Post by: bibliotaphist on Thursday 23 June 22 14:22 BST (UK)
As a descendant from a long line of butchers I'm interested in this and the history of butchery generally.

I wonder if there's any possibility that the separate existence (until recently) of pork butchers as distinct from "normal" butchers could be a hangover from the deep rooted taboos around pork that existed in some areas of Europe as well as in religious-cultural groups such as Islam and Judaism.

E.g. https://en.wikipedia.org/wiki/Scottish_pork_taboo (https://en.wikipedia.org/wiki/Scottish_pork_taboo)

It's pure speculation.
Title: Re: Why did a pork Butcher just sell pork?
Post by: Mowsehowse on Thursday 23 June 22 14:30 BST (UK)
Reply #42 as in #40

 ;)
Title: Re: Why did a pork Butcher just sell pork?
Post by: Rena on Thursday 23 June 22 17:11 BST (UK)
Prior to industrialisation most people survived by living off the land.  Imagine if you went to a new country and needed to earn enough per year to feed your family.
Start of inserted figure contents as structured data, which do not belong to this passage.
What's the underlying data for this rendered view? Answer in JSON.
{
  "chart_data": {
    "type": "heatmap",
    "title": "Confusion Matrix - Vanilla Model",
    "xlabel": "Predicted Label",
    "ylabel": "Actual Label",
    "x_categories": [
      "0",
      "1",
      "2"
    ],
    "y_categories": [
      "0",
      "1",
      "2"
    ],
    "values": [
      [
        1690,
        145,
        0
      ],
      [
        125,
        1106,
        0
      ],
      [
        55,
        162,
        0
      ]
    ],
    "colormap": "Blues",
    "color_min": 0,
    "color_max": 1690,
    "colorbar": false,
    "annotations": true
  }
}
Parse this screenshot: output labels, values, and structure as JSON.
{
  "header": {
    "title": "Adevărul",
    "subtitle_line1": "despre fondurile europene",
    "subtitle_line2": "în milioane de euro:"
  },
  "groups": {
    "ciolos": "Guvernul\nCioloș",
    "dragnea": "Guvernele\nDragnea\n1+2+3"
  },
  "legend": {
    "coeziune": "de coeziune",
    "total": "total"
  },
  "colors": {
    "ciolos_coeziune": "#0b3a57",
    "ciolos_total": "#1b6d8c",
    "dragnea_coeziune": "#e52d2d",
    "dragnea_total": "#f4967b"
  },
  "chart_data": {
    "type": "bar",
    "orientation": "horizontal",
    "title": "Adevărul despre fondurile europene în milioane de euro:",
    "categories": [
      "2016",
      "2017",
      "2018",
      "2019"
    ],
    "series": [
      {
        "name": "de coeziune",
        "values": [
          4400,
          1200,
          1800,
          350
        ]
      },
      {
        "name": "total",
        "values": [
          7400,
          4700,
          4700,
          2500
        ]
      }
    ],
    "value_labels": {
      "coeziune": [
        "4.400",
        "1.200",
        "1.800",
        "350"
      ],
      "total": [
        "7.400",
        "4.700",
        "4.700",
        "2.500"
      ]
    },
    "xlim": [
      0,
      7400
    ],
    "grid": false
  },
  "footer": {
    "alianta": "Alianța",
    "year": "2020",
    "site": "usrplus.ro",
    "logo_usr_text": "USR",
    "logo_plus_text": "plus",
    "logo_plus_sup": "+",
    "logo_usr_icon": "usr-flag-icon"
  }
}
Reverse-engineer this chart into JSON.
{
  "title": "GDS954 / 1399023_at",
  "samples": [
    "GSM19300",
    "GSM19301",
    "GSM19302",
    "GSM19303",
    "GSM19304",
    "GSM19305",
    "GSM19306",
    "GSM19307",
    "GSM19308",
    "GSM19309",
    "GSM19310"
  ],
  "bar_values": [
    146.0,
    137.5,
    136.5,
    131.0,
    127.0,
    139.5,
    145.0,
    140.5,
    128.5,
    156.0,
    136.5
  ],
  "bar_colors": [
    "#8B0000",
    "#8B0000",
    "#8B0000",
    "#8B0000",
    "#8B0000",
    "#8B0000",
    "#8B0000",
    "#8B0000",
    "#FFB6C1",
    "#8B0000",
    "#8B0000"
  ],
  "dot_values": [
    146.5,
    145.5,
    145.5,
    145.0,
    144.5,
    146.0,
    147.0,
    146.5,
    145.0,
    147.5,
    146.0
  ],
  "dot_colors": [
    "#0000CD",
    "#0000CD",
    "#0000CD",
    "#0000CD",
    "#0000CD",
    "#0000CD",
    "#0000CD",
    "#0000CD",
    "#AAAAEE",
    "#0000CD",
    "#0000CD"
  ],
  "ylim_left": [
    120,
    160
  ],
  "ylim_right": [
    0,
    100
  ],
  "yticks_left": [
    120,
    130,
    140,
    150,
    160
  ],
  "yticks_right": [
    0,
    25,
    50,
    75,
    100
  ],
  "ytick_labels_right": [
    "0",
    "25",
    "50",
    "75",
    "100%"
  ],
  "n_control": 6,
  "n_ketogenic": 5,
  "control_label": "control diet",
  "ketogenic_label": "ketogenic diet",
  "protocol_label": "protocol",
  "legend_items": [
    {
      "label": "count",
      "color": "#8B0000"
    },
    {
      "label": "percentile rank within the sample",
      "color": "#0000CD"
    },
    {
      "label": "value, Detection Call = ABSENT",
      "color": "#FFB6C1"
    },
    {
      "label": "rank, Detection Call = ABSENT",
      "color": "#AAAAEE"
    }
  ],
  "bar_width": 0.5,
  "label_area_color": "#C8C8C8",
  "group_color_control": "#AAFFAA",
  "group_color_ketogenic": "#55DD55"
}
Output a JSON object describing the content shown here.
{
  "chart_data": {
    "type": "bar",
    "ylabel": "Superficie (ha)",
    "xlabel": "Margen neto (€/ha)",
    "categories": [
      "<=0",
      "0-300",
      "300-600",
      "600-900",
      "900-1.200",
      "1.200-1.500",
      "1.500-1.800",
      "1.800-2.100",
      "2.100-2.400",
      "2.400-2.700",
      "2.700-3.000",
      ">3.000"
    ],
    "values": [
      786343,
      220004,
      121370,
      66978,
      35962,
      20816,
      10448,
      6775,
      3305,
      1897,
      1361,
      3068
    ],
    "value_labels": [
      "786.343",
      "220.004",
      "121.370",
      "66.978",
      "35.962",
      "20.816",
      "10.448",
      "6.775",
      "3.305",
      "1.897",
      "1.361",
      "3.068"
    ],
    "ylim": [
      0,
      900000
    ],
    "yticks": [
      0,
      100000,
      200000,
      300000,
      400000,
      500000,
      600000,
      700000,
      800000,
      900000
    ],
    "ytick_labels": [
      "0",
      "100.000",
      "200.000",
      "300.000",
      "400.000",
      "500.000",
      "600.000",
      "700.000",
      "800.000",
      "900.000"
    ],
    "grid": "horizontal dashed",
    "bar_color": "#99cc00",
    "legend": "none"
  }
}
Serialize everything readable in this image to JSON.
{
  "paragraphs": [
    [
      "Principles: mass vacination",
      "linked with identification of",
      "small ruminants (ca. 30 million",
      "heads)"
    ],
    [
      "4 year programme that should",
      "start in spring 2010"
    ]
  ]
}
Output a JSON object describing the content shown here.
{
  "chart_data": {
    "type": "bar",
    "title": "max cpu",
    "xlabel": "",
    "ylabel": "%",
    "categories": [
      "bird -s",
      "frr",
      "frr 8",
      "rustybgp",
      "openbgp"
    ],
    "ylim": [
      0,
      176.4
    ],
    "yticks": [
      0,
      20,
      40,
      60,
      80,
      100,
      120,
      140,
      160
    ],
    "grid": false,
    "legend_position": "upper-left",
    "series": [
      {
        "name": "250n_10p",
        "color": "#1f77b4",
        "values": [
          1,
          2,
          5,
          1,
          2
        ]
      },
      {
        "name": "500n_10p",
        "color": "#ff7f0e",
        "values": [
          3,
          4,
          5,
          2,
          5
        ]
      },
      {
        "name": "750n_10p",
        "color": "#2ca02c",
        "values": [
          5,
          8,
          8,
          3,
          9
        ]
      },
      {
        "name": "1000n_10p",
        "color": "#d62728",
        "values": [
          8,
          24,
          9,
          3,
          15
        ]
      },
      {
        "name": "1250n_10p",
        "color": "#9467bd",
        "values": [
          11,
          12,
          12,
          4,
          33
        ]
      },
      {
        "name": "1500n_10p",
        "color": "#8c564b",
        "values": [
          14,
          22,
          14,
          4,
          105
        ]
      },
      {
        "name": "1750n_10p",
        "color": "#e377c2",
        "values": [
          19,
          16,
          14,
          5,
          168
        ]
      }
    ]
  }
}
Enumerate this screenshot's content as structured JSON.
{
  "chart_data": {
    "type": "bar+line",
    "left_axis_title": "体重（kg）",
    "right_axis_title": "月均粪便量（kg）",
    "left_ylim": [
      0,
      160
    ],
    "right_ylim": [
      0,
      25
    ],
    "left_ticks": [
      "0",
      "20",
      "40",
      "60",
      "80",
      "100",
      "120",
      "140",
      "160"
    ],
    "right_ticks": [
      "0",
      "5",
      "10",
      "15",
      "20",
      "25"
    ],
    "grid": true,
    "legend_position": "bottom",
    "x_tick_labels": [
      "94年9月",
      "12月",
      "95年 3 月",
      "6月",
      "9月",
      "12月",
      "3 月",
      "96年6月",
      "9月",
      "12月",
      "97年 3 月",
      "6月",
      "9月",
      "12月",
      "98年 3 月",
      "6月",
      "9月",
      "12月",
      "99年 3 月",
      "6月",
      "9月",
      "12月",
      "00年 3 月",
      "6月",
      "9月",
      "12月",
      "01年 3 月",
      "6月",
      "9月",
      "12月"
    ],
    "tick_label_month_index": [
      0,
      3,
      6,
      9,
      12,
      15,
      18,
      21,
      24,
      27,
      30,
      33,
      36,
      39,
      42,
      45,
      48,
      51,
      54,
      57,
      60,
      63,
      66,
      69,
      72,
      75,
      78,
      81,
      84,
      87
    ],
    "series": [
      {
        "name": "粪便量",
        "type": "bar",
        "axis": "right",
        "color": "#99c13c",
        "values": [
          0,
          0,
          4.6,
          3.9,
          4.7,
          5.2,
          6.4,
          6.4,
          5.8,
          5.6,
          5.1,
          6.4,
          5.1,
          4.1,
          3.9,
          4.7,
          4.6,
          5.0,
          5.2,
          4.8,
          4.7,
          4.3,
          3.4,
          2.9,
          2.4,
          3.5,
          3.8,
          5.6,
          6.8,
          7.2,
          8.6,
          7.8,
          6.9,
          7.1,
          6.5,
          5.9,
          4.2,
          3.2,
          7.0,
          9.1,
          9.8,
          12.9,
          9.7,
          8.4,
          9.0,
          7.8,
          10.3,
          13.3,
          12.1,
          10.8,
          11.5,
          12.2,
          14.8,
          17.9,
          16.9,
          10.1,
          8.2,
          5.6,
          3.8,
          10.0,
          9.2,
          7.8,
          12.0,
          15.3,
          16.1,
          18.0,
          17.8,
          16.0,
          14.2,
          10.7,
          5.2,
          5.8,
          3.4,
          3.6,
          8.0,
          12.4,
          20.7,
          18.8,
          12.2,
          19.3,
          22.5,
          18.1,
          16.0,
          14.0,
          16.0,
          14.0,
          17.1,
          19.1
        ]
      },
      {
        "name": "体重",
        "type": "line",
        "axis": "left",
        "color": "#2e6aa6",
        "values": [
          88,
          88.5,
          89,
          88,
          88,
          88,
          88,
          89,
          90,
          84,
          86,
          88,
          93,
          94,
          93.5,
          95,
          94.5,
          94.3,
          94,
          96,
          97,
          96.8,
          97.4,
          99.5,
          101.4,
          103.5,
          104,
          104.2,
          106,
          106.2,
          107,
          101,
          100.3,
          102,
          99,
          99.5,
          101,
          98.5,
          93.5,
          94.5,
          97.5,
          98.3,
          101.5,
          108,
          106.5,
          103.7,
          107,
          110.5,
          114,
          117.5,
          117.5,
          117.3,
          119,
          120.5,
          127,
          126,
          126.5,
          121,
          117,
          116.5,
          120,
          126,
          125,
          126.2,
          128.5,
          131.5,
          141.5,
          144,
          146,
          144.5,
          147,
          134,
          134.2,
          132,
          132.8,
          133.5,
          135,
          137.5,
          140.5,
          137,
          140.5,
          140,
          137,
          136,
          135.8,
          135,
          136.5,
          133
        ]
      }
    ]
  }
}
If you couldn't find a job, you'd possibly buy a young sow (female pig), which you knew would be cheap to house and feed and would have up to ten piglets twice a year.  You might even have a few chickens at the bottom of your garden to sell their eggs but chickens in those days didn't lay eggs all year round.

My parents had a pal who had a sow named "Empress" and boy wasn't he excited when she won first prize (best in show) at an annual show.